In a crash or steep correction, Mr. Tory and city council could be forced to make service cuts or introduce larger property-tax hikes, city manager Peter Wallace warned again this week – as he has done for years. (By law, municipalities in Ontario cannot run operating budget deficits.)

For example, to handle a $90-million drop in revenue, Toronto would need an additional 3-per-cent property-tax hike. Or it would be forced to cut an amount equal to its entire subsidy for its daycare system. Both options would be politically charged in an election year, even with Mr. Tory still facing no declared high-profile opponent.

However, Mr. Wallace also told councillors in the chamber on Monday that, despite the softening in Toronto's residential housing market, the commercial real estate market has remained strong – as have land-transfer tax receipts.

And he stressed that the issue is not affecting the city's strong "AA" standing with its credit-rating agencies.

However, ratings agency DBRS did mention the city's reliance on the land-transfer tax in its most recent report, noting that it exposed a "modest but rising share of the operating budget to dynamics of the local housing market."
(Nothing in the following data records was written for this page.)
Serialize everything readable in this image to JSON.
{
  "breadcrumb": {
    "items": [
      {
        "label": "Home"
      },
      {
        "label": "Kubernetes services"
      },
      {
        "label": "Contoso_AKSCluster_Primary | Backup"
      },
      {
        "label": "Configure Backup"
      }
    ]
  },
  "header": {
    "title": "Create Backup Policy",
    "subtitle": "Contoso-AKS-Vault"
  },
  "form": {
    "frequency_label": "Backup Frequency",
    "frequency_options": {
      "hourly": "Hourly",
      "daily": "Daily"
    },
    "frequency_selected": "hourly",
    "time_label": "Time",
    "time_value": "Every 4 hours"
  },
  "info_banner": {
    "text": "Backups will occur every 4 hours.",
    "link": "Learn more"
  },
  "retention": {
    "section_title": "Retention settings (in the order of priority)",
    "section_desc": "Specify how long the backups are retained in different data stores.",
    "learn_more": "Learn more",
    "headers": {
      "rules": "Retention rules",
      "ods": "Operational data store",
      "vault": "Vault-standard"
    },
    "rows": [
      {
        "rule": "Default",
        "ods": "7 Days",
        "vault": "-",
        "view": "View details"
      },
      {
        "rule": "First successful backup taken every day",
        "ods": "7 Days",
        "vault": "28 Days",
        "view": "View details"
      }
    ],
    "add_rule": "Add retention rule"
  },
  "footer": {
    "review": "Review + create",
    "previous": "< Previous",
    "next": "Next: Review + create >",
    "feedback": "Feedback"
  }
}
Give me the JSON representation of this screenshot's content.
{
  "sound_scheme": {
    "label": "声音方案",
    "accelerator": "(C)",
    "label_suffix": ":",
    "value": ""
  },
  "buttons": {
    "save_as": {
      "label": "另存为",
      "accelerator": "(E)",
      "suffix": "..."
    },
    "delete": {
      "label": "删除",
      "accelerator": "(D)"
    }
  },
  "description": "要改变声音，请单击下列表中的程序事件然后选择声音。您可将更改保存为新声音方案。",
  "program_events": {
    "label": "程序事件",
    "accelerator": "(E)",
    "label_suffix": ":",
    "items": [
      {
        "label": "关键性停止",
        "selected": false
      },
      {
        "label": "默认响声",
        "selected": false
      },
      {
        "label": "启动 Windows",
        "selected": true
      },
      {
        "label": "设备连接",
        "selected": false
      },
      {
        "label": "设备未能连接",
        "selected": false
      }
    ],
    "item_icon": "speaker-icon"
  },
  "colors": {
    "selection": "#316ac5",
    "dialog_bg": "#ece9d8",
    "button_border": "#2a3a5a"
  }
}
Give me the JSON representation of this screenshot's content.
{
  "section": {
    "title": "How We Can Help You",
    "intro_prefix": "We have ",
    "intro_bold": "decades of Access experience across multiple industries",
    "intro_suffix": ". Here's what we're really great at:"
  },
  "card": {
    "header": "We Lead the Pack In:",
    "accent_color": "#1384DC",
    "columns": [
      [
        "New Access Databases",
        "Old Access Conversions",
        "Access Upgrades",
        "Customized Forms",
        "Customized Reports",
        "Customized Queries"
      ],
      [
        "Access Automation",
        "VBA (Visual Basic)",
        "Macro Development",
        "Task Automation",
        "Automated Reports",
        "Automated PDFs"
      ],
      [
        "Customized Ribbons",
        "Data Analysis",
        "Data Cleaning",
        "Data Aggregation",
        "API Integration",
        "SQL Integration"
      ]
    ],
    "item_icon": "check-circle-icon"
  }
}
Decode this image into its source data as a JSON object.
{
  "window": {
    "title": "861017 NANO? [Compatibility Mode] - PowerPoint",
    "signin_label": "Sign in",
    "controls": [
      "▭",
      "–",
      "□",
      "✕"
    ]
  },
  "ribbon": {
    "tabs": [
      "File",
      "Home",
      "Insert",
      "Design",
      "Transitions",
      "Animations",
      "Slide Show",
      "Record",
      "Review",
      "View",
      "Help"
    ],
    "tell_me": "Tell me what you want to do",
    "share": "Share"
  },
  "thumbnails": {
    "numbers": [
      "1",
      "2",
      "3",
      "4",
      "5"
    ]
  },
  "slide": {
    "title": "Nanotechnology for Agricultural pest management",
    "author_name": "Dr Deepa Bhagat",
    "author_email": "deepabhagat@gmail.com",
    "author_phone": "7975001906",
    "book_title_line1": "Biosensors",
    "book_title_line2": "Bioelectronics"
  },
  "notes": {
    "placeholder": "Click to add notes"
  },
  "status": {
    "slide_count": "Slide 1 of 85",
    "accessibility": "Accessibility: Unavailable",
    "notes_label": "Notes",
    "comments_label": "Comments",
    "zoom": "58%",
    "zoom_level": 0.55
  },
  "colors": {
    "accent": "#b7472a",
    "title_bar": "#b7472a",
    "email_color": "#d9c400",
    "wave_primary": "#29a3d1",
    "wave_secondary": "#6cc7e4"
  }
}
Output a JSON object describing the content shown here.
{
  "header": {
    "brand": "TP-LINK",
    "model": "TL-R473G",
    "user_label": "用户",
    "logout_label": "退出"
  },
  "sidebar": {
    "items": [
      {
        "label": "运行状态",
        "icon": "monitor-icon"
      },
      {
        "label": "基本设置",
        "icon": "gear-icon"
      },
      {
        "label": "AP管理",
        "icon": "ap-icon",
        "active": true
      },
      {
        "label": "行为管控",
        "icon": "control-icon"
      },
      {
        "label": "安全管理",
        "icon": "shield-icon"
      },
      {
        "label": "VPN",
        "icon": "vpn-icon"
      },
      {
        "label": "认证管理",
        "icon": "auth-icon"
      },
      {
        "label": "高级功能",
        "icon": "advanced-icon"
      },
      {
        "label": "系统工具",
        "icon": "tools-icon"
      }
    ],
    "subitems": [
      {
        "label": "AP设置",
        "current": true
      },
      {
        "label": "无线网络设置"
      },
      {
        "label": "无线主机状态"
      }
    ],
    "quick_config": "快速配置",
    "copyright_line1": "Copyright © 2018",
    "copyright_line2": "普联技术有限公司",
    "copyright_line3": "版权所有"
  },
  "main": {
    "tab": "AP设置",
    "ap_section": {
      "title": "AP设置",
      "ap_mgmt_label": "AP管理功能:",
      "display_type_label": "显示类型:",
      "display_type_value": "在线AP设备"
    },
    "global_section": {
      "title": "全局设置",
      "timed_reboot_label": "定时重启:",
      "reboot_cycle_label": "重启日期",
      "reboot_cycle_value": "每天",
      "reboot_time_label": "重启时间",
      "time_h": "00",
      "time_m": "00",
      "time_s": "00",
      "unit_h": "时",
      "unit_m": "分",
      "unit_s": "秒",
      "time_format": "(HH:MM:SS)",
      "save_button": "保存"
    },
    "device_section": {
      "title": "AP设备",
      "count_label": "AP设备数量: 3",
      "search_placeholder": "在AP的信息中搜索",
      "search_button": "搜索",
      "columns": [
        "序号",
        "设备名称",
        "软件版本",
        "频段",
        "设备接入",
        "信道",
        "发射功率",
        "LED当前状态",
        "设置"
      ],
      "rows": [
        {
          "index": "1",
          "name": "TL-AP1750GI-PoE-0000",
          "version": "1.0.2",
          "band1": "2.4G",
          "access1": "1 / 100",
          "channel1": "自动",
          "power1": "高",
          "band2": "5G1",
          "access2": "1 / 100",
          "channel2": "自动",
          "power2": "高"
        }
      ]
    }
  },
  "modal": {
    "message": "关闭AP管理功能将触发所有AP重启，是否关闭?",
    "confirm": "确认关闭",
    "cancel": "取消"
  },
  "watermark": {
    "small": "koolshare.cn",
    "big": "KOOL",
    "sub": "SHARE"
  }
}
The city has dedicated $40-million from the land-transfer tax to its capital reserve fund, a decision that could be reversed and used as a cushion if revenues decline this year. And for 2019, city finance officials plan to stop including any projected increase in the tax in their budget calculations.

Enid Slack, the director of the Institute on Municipal Finance and Governance at the University of Toronto, has long argued that Toronto should have access to a more diverse set of revenue sources, such as income and sales taxes, as many other cities around the world do.

"It is a very volatile tax and it really does depend on what is happening in the housing market," Dr. Slack said.

"And I think people can't contemplate that those revenues are not guaranteed, by any means, and that they could fall when there is a change in the housing market."



Taxes for homeowners rise a little more than inflation …

  • Residential base property tax-rate increase: 2.1 per cent
  • “City Building Levy” for infrastructure: 0.5 per cent
  • Impact of current value-assessment shift and other tax-rate policies: 0.31 per cent
  • Effective average residential tax-rate increase: 2.91 per cent
  • Impact on average homeowner (with a home worth $624,418): $82.10*

… but city spending per resident is going down.

  • Real per-capita spending in 2010: $4,480
  • In 2018: $4,308

*Excludes increases in rates paid separately for garbage collection (1.9 per cent) and water (5 per cent).